2. Pelapukan Secara Kimia
Pelapukan kimia membuat komposisi kimia dan mineralogi suatu batuan dapat berubah. Mineral dalam batuan yang dirusak oleh air kemudian bereaksi dengan udara (O2 ataupun CO2), menyebabkan sebagian dari mineral itu menjadi larutan. Selain itu, bagian unsur mineral yang lain dapat bergabung dengan unsur setempat membentuk kristal mineral baru. Kecepatan pelapukan kimia tergantung dari iklim, komposisi mineral dan ukuran butir dari batuan yang mengalami pelapukan.

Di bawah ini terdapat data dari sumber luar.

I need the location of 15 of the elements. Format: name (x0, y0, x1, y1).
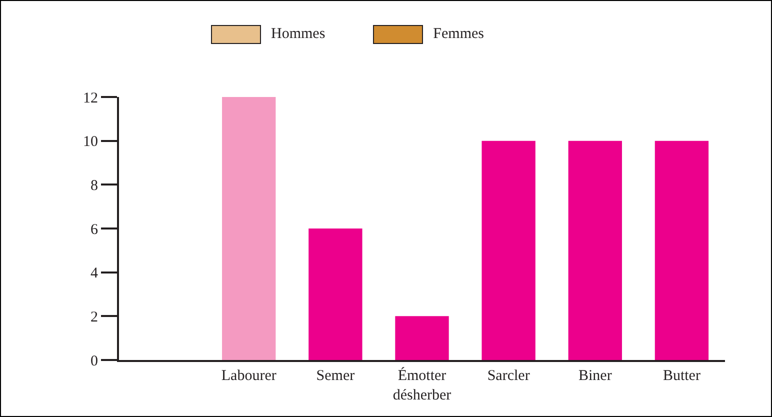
x-tick-label: Émotter désherber (392, 367, 452, 404)
y-tick-label: 0 (90, 353, 98, 370)
x-tick-label: Semer (316, 368, 355, 384)
y-tick-label: 12 (83, 90, 98, 106)
text: Hommes (271, 26, 326, 43)
x-tick-label: Butter (662, 368, 700, 384)
x-tick-label: Sarcler (487, 368, 530, 384)
y-tick-label: 10 (83, 134, 98, 150)
y-tick-label: 8 (90, 178, 98, 194)
y-tick-label: 2 (90, 309, 98, 326)
x-tick-label: Biner (578, 368, 612, 384)
y-tick-label: 4 (90, 266, 98, 282)
y-tick-label: 6 (90, 222, 98, 238)
text: Femmes (433, 26, 484, 43)
x-tick-label: Labourer (221, 368, 276, 384)
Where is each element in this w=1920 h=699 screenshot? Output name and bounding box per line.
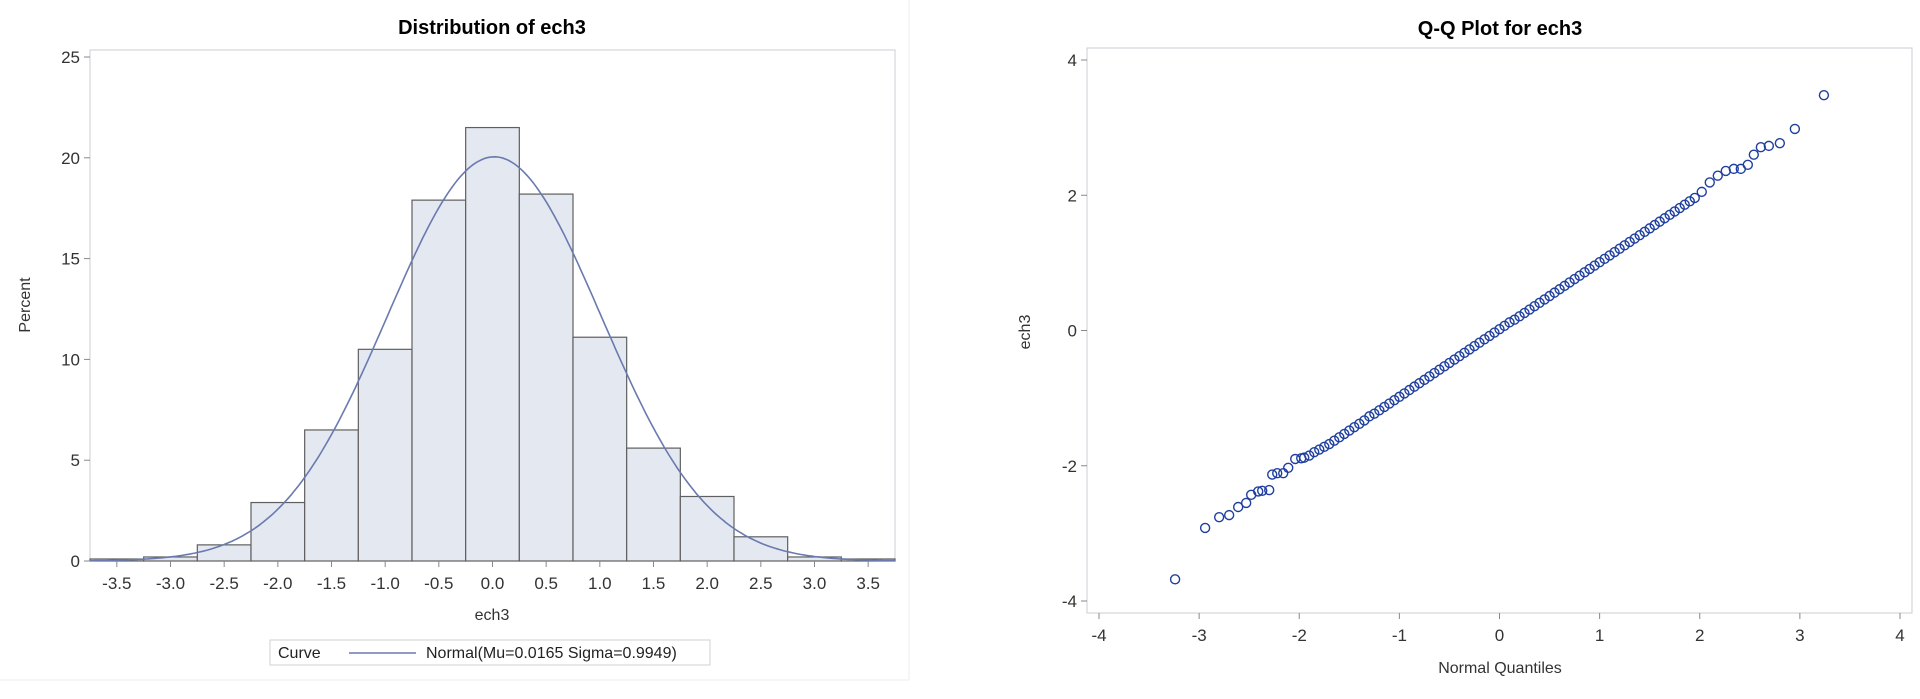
qq-point: [1755, 142, 1767, 153]
histogram-chart: Distribution of ech3 0 5 10 15 20 25 -3.5 -3.0…: [17, 17, 896, 666]
qq-point: [1299, 452, 1310, 463]
qq-point: [1319, 441, 1330, 453]
histogram-bar: [626, 447, 681, 562]
histogram-bar: [196, 544, 252, 562]
histogram-bar: [411, 199, 467, 562]
qq-point: [1704, 177, 1715, 188]
y-tick-label: 20: [61, 149, 80, 168]
qq-point: [1257, 485, 1268, 496]
legend-box: [269, 639, 711, 666]
y-tick-label: 4: [1068, 51, 1077, 70]
histogram-x-axis-label: ech3: [475, 607, 510, 624]
qq-point: [1789, 123, 1801, 135]
x-tick-label: -1.0: [371, 574, 400, 593]
histogram-bar: [250, 501, 306, 562]
qq-point: [1364, 411, 1375, 422]
x-tick-label: 2: [1695, 626, 1704, 645]
qq-point: [1232, 501, 1244, 513]
x-tick-label: 0.5: [534, 574, 558, 593]
qq-plot-frame: [1086, 47, 1913, 614]
x-tick-label: 3.5: [856, 574, 880, 593]
y-tick-label: 2: [1068, 186, 1077, 205]
histogram-title: Distribution of ech3: [398, 17, 586, 39]
y-tick-label: 15: [61, 250, 80, 269]
qq-point: [1199, 522, 1211, 534]
y-tick-label: 5: [71, 451, 80, 470]
qq-point: [1223, 509, 1235, 521]
x-tick-label: -3.0: [156, 574, 185, 593]
x-tick-label: 3: [1795, 626, 1804, 645]
x-tick-label: 1: [1595, 626, 1604, 645]
x-tick-label: -0.5: [424, 574, 453, 593]
qq-point: [1169, 574, 1181, 585]
qq-point: [1272, 467, 1283, 479]
x-tick-label: -2.5: [210, 574, 239, 593]
qq-point: [1728, 163, 1739, 175]
x-tick-label: -1: [1392, 626, 1407, 645]
x-tick-label: -4: [1091, 626, 1106, 645]
qq-point: [1309, 447, 1320, 458]
x-tick-label: -1.5: [317, 574, 346, 593]
qq-point: [1252, 486, 1264, 497]
qq-point: [1283, 462, 1294, 473]
y-tick-label: 10: [61, 350, 80, 369]
qq-point: [1763, 140, 1775, 152]
qq-point: [1696, 186, 1707, 198]
histogram-y-axis-label: Percent: [17, 277, 34, 333]
qq-point: [1213, 511, 1225, 523]
x-tick-label: -2: [1292, 626, 1307, 645]
qq-plot-title: Q-Q Plot for ech3: [1418, 18, 1582, 40]
x-tick-label: 1.5: [642, 574, 666, 593]
x-tick-label: 3.0: [803, 574, 827, 593]
x-tick-label: 2.5: [749, 574, 773, 593]
qq-point: [1742, 159, 1754, 171]
qq-point: [1264, 484, 1275, 496]
qq-point: [1267, 469, 1278, 480]
qq-point: [1712, 170, 1723, 181]
qq-point: [1818, 89, 1830, 101]
qq-point: [1314, 444, 1325, 455]
histogram-bar: [357, 348, 413, 562]
histogram-bar: [518, 193, 574, 562]
y-tick-label: -4: [1062, 592, 1077, 611]
x-tick-label: 4: [1895, 626, 1904, 645]
histogram-legend: Curve Normal(Mu=0.0165 Sigma=0.9949): [269, 639, 711, 666]
qq-point: [1774, 137, 1786, 149]
x-tick-label: 2.0: [695, 574, 719, 593]
qq-point: [1240, 497, 1252, 509]
legend-entry: Normal(Mu=0.0165 Sigma=0.9949): [426, 645, 677, 662]
y-tick-label: 0: [1068, 322, 1077, 341]
qq-point: [1689, 192, 1700, 204]
x-tick-label: -3: [1192, 626, 1207, 645]
x-tick-label: 0.0: [481, 574, 505, 593]
y-tick-label: 0: [71, 552, 80, 571]
histogram-bar: [572, 336, 628, 562]
x-tick-label: -2.0: [263, 574, 292, 593]
y-tick-label: 25: [61, 48, 80, 67]
histogram-bar: [465, 126, 520, 562]
normal-curve: [90, 155, 895, 562]
qq-y-axis-label: ech3: [1017, 315, 1034, 350]
qq-point: [1748, 149, 1760, 160]
legend-title: Curve: [278, 645, 321, 662]
histogram-bar: [304, 429, 359, 562]
x-tick-label: -3.5: [102, 574, 131, 593]
y-tick-label: -2: [1062, 457, 1077, 476]
qq-x-axis-label: Normal Quantiles: [1438, 660, 1562, 677]
x-tick-label: 0: [1495, 626, 1504, 645]
qq-point: [1504, 317, 1515, 328]
x-tick-label: 1.0: [588, 574, 612, 593]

Pelapukan akan berjalan cepat pada daerah yang lembab atau panas dari pada di daerah kering atau sangat dingin. Pelapukan secara kimia dapat disebabkan oleh :
Hidrolisis, adalah reaksi antara mineral silikat dan asam (larutan
mengandung ion (H+) dimana memungkinkan pelarut mineral silikat dan membebaskan kation logam dan silika. Mineral lempung seperti kaolin, ilit dan smektit besar kemungkinan hasil dari proses pelapukan kimia jenis ini (Boggs, 1995). Pelapukan jenis ini memegang peran terpenting dalam pelapukan kimia.
b. Hidrasi, adalah proses penambahan air pada suatu mineral sehingga membentuk mineral baru. Lawan dari hidrasi adalah dehidrasi, dimana mineral kehilangan air sehingga berbentuk anhydrous. Proses terakhir ini sangat jarang terjadi pada pelapukan, karena pada proses pelapukan selalu ada air. Contoh yang umum dari proses ini adalah penambahan air pada mineral hematit sehingga membentuk gutit.
c. Oksidasi, berlangsung pada besi atau mangan yang pada umumnya terbentuk pada mineral silikat seperti biotit dan piroksen. Elemen lain yang mudah teroksidasi pada proses pelapukan adalah sulfur, contohnya pada pirit (Fe2S).
d. Reduksi, terjadi dimana kebutuhan oksigen (umumnya oleh jasad hidup) lebih banyak dari pada oksigen yang tersedia. Kondisi seperti ini membuat besi menambah elektron dari Fe3+ menjadi Fe2+ yang lebih mudah larut sehingga lebih mobil, sedangkan Fe3+ mungkin hilang pada sistem pelapukan dalam pelarutan. e. Pelarutan mineral yang mudah larut seperti kalsit, dolomit dan gipsum oleh air hujan selama pelapukan akan cenderung terbentuk komposisi yang baru.
f. Pergantian ion adalah proses dalam pelapukan dimana ion dalam larutan seperti pergantian Na oleh Ca. Umumnya terjadi pada mineral lempung.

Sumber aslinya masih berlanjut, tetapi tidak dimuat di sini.